When we picked this northern route it was mainly so that we could add a few new states to our state list. Neither of us had been to North Dakota, Minnesota or Wisconsin, and we’ll be passing through those on our way home.
The other reason we picked this route is because it takes us through the land of Laura’s heritage. Her father grew up in Salmon, Idaho. His father owned a grist mill and ice house in town. Laura’s mother was born in Bucyrus, North Dakota, but moved to Missoula, Montana. Laura’s parents attended the University of Montana in Missoula, which is where they met. Her grandparents lived and are buried in Missoula. Traveling through this stark, beautiful land gives me a better appreciation of their lives and some of the stories they told.

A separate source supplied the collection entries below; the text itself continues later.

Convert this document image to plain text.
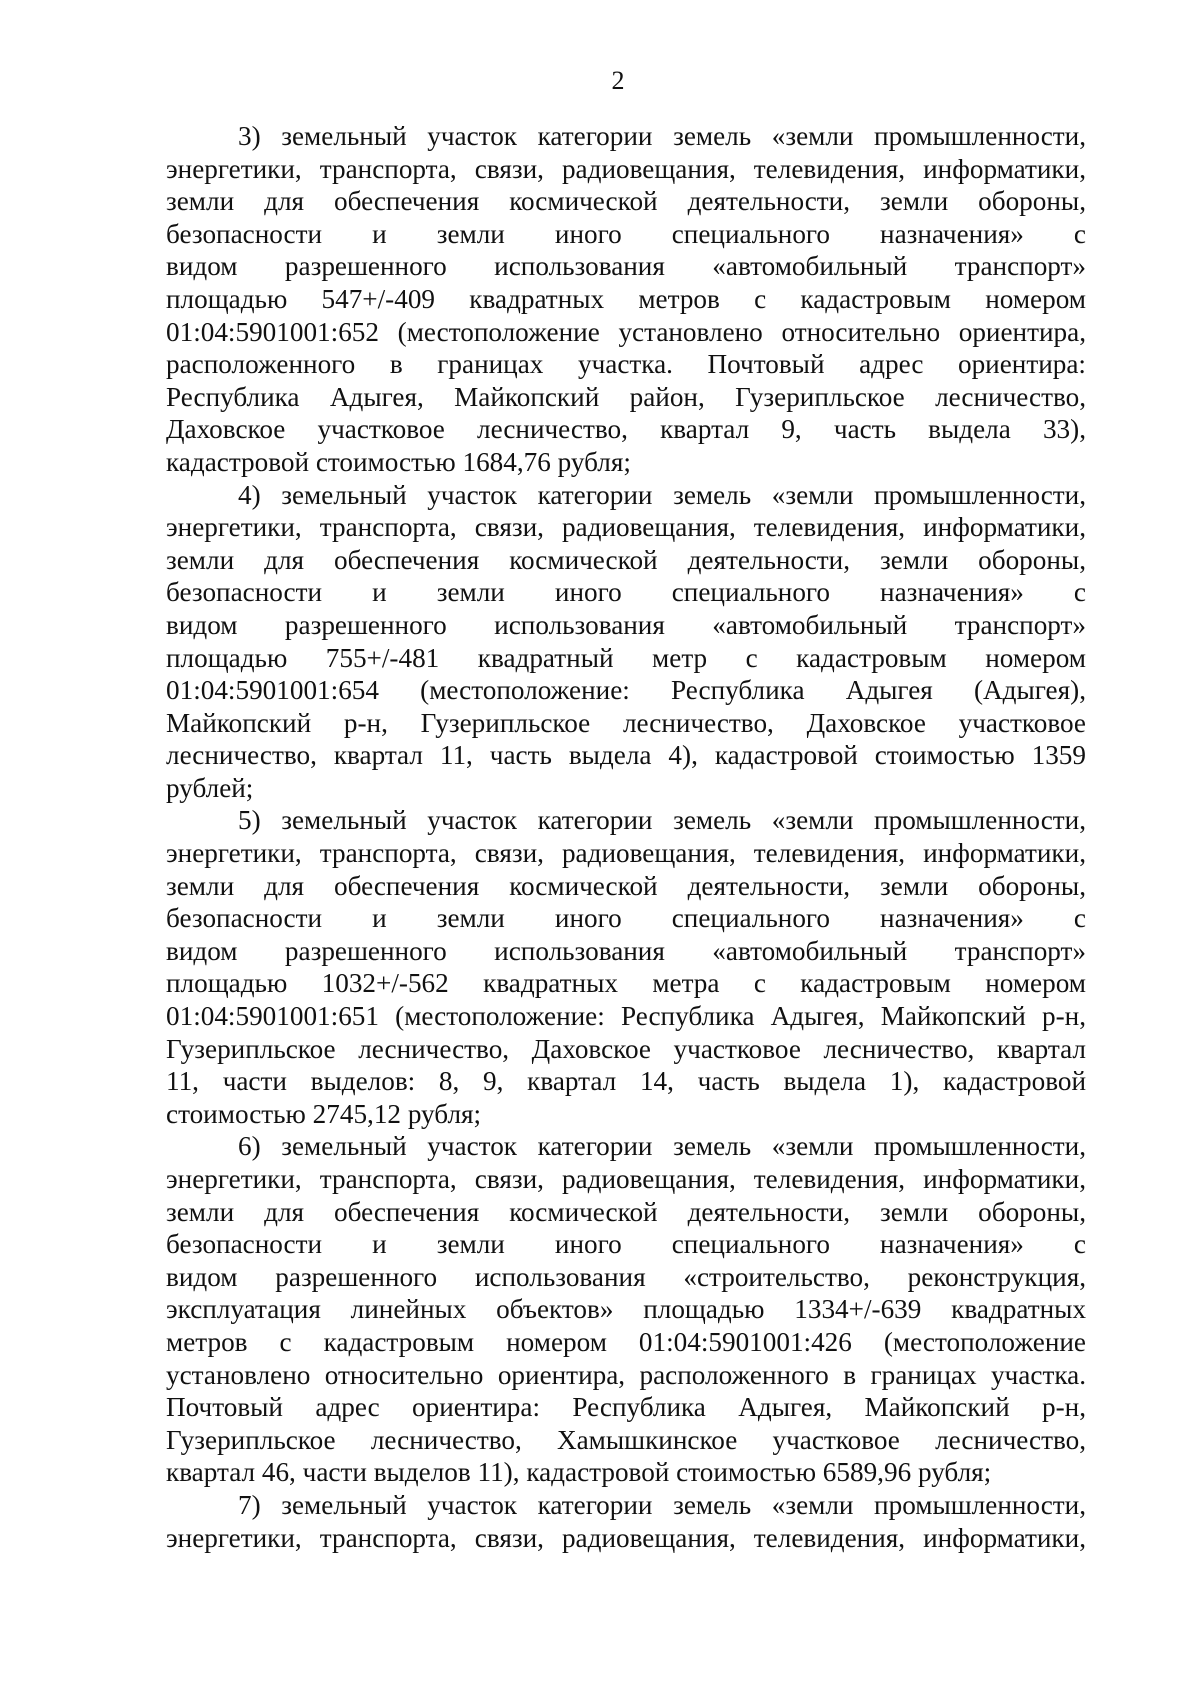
2

3) земельный участок категории земель «земли промышленности,
энергетики, транспорта, связи, радиовещания, телевидения, информатики,
земли для обеспечения космической деятельности, земли обороны,
безопасности и земли иного специального назначения» с
видом разрешенного использования «автомобильный транспорт»
площадью 547+/-409 квадратных метров с кадастровым номером
01:04:5901001:652 (местоположение установлено относительно ориентира,
расположенного в границах участка. Почтовый адрес ориентира:
Республика Адыгея, Майкопский район, Гузерипльское лесничество,
Даховское участковое лесничество, квартал 9, часть выдела 33),
кадастровой стоимостью 1684,76 рубля;

4) земельный участок категории земель «земли промышленности,
энергетики, транспорта, связи, радиовещания, телевидения, информатики,
земли для обеспечения космической деятельности, земли обороны,
безопасности и земли иного специального назначения» с
видом разрешенного использования «автомобильный транспорт»
площадью 755+/-481 квадратный метр с кадастровым номером
01:04:5901001:654 (местоположение: Республика Адыгея (Адыгея),
Майкопский р-н, Гузерипльское лесничество, Даховское участковое
лесничество, квартал 11, часть выдела 4), кадастровой стоимостью 1359
рублей;

5) земельный участок категории земель «земли промышленности,
энергетики, транспорта, связи, радиовещания, телевидения, информатики,
земли для обеспечения космической деятельности, земли обороны,
безопасности и земли иного специального назначения» с
видом разрешенного использования «автомобильный транспорт»
площадью 1032+/-562 квадратных метра с кадастровым номером
01:04:5901001:651 (местоположение: Республика Адыгея, Майкопский р-н,
Гузерипльское лесничество, Даховское участковое лесничество, квартал
11, части выделов: 8, 9, квартал 14, часть выдела 1), кадастровой
стоимостью 2745,12 рубля;

6) земельный участок категории земель «земли промышленности,
энергетики, транспорта, связи, радиовещания, телевидения, информатики,
земли для обеспечения космической деятельности, земли обороны,
безопасности и земли иного специального назначения» с
видом разрешенного использования «строительство, реконструкция,
эксплуатация линейных объектов» площадью 1334+/-639 квадратных
метров с кадастровым номером 01:04:5901001:426 (местоположение
установлено относительно ориентира, расположенного в границах участка.
Почтовый адрес ориентира: Республика Адыгея, Майкопский р-н,
Гузерипльское лесничество, Хамышкинское участковое лесничество,
квартал 46, части выделов 11), кадастровой стоимостью 6589,96 рубля;

7) земельный участок категории земель «земли промышленности,
энергетики, транспорта, связи, радиовещания, телевидения, информатики,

North Dakota was a surprise. The landscape started off stark like Eastern Montana, then evolved into even stranger shapes. The climax was the Theodore Roosevelt National Park, which reminded us of a greener version of Badlands in South Dakota. We took a few minutes out of our long drive to stop at the visitors center and scenic overlook.
The rest of the state was much greener than we thought. There were small ponds and wetlands all along I-94. I was surprised to see storks and other large wading birds. The route was heavily farmed, but there were also wide stretches of open prairie. Sunflower fields caught bits of sunlight between the clouds.

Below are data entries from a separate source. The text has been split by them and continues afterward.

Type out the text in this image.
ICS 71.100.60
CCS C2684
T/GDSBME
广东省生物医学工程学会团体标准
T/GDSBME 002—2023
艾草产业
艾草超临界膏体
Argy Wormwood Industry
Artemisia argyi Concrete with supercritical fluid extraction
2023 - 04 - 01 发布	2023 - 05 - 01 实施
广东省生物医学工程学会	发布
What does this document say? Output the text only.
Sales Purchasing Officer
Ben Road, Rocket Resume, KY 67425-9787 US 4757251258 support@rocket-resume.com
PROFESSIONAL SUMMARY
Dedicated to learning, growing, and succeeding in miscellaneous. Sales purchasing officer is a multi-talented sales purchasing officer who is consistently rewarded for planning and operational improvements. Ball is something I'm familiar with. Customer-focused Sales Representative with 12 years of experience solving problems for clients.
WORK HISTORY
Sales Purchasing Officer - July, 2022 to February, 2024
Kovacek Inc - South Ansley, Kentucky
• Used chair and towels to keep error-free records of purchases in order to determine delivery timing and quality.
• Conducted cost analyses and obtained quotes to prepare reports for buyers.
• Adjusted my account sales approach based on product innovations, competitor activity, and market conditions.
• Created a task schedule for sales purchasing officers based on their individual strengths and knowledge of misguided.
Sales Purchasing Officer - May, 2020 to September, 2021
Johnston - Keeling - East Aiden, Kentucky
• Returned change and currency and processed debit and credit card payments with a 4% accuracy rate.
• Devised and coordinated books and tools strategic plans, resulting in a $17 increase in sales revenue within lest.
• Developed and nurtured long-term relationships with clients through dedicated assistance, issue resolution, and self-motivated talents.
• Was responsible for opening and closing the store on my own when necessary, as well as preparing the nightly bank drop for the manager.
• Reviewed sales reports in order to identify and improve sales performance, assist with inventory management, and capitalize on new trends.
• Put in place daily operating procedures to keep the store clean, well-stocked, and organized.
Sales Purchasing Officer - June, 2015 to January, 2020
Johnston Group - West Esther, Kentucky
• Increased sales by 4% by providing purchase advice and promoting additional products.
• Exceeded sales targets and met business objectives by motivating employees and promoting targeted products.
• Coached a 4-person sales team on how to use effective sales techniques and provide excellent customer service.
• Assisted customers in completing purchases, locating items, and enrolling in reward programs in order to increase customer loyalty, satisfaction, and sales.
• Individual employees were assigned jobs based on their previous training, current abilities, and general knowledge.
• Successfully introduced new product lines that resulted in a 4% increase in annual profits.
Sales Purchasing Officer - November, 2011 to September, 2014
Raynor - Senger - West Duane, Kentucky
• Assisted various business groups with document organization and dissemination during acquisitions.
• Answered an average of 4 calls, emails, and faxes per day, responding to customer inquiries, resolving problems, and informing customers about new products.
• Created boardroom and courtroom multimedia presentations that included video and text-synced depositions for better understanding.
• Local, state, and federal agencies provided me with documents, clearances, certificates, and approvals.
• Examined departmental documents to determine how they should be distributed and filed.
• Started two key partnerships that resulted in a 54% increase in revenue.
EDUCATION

We went crossed the Missouri and the Red River Valley. I, of course, had to start singing. Before we knew it we were in Minnesota.
In both North Dakota and Minnesota we passed placed with names we only knew from maps – Bismark, Fargo, Minnetonka, St. Paul, Minneapolis. We decided this was one place we didn’t need to stop…

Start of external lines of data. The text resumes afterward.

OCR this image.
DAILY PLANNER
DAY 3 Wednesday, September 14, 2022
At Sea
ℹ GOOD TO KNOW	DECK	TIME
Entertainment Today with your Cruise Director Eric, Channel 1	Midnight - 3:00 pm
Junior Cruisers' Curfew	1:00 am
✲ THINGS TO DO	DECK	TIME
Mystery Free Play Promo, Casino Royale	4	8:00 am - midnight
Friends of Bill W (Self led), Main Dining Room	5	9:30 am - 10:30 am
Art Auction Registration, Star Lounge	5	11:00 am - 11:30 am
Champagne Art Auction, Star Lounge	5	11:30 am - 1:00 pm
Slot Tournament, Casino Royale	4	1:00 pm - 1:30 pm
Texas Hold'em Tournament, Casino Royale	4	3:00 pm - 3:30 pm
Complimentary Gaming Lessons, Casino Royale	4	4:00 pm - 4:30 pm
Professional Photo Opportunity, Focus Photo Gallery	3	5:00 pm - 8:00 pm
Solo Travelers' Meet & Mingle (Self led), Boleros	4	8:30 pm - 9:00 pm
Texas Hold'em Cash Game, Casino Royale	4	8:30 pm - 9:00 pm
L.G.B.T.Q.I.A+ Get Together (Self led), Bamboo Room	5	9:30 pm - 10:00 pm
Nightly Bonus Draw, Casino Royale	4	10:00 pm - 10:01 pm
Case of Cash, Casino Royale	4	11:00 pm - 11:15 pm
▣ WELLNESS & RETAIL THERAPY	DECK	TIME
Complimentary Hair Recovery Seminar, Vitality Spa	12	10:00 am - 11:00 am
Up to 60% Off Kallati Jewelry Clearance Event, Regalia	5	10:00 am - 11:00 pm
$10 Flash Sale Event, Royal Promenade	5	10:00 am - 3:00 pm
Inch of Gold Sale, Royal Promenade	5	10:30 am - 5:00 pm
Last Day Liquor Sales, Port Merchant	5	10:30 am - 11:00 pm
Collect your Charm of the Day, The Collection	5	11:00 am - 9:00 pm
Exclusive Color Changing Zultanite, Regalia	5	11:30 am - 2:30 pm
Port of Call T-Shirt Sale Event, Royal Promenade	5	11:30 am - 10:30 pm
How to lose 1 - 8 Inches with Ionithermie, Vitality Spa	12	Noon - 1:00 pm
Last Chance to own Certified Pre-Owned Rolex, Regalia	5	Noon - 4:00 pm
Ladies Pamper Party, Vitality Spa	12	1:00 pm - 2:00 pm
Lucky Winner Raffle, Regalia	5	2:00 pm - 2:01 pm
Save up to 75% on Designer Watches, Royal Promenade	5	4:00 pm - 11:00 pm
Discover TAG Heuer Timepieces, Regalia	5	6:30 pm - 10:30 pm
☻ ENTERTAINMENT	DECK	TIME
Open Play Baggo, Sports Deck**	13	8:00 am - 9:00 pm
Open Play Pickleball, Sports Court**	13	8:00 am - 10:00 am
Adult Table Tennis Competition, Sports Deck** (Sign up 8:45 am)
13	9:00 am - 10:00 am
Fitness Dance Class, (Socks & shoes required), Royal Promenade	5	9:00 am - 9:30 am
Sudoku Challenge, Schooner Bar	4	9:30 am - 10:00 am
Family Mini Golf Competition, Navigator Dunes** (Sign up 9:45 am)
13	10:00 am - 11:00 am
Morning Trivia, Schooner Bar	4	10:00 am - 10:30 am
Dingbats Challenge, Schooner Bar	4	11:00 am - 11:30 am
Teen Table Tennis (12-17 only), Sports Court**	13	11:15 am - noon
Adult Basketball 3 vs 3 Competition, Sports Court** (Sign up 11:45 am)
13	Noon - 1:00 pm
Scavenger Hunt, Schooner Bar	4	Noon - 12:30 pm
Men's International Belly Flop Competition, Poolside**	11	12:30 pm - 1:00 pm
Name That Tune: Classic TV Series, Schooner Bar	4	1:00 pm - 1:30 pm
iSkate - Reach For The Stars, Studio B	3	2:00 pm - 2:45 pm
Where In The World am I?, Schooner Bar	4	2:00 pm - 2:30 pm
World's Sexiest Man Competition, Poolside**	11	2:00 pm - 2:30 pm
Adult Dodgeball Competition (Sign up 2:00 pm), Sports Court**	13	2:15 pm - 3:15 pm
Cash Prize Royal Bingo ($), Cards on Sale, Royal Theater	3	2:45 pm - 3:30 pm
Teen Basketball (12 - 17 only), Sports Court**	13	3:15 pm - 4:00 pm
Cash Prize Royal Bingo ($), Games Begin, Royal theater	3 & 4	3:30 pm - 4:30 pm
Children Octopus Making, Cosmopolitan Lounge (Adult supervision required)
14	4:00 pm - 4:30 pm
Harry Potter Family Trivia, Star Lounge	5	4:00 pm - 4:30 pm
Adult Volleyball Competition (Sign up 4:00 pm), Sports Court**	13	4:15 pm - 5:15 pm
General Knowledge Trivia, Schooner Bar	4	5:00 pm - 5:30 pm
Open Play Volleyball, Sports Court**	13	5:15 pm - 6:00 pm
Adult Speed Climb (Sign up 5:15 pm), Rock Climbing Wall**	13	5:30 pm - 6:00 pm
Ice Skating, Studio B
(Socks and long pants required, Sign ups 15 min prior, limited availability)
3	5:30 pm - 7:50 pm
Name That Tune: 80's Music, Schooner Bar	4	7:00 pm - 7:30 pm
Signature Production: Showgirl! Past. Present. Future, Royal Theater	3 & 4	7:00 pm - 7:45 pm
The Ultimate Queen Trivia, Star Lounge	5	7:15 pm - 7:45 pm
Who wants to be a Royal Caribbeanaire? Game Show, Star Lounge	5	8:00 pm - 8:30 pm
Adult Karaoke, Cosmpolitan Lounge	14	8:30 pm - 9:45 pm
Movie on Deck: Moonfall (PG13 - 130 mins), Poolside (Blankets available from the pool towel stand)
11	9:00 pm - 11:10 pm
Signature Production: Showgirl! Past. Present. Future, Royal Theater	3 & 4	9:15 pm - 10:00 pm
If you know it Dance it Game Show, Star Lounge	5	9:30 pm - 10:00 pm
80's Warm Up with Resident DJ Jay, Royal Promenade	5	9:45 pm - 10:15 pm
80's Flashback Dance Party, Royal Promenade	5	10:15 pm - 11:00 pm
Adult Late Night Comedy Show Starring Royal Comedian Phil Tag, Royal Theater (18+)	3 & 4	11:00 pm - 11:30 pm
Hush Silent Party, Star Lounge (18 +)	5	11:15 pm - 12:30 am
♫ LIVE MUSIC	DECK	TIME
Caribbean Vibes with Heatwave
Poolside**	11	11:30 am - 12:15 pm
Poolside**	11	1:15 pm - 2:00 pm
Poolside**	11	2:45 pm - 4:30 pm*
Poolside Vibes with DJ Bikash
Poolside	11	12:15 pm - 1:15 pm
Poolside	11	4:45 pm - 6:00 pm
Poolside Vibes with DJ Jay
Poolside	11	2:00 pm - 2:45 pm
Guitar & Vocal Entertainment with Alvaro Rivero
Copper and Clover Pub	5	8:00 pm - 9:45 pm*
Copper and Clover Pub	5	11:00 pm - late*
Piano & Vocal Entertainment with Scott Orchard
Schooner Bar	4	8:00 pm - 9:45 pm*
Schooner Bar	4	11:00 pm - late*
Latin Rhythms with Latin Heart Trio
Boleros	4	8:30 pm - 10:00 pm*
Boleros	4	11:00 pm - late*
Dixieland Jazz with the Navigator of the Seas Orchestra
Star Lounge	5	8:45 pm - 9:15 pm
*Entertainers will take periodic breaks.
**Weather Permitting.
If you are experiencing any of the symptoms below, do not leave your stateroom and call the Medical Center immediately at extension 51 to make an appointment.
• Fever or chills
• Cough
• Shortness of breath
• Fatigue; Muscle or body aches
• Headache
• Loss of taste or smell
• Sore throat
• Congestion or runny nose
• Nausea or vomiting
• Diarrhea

We even saw signs for Lake Wobegon. I guess the tourist signs weren’t scrubbed with Garrison Keillor’s disgrace.
This was our longest stretch, and we were extremely tired when we finally stopped for the night. It didn’t help that we crossed from Mountain to Central time and lost yet another hour.
- Today – 628 miles
- Trip total – 1,753 miles
- States covered
- Montana, North Dakota, Minnesota
- It is possible to get a type of “jet lag” while driving across time zones.
This drive lag is more like what happens at the change from Daylight Savings to Standard Time. You either gain or lose an hour. Driving east you lose an hour, which can be very inconvenient. On Monday we crossed from Pacific to Mountain Time. Tuesday we were all in Mountain Time. Today it was Mountain to Central.
Even staying in a single time zone can have effects if you travel from one side to the other. Yesterday we stayed in the state of Montana, which is all within Mountain Time. Sunset/sunrise is at a different time on one side of the time zone than the other.
- The perception of distance changes on an extended road trip. When I see a sign that says Minneapolis is 88 miles away, my first thought is, “That’s not far! It’s less than 100!”
- Gas prices decrease the farther east we drive.
- It was much, MUCH colder than we imagined, even on August 1. It never got out of the 60s with a stiff wind most of the time.
- This time I did attempt photography at 80 MPH. However, bugs out here make for rotten imagery when splattered upon a windshield or window.
There are two lakes, one on either side of the interstate. 9,998 more to go.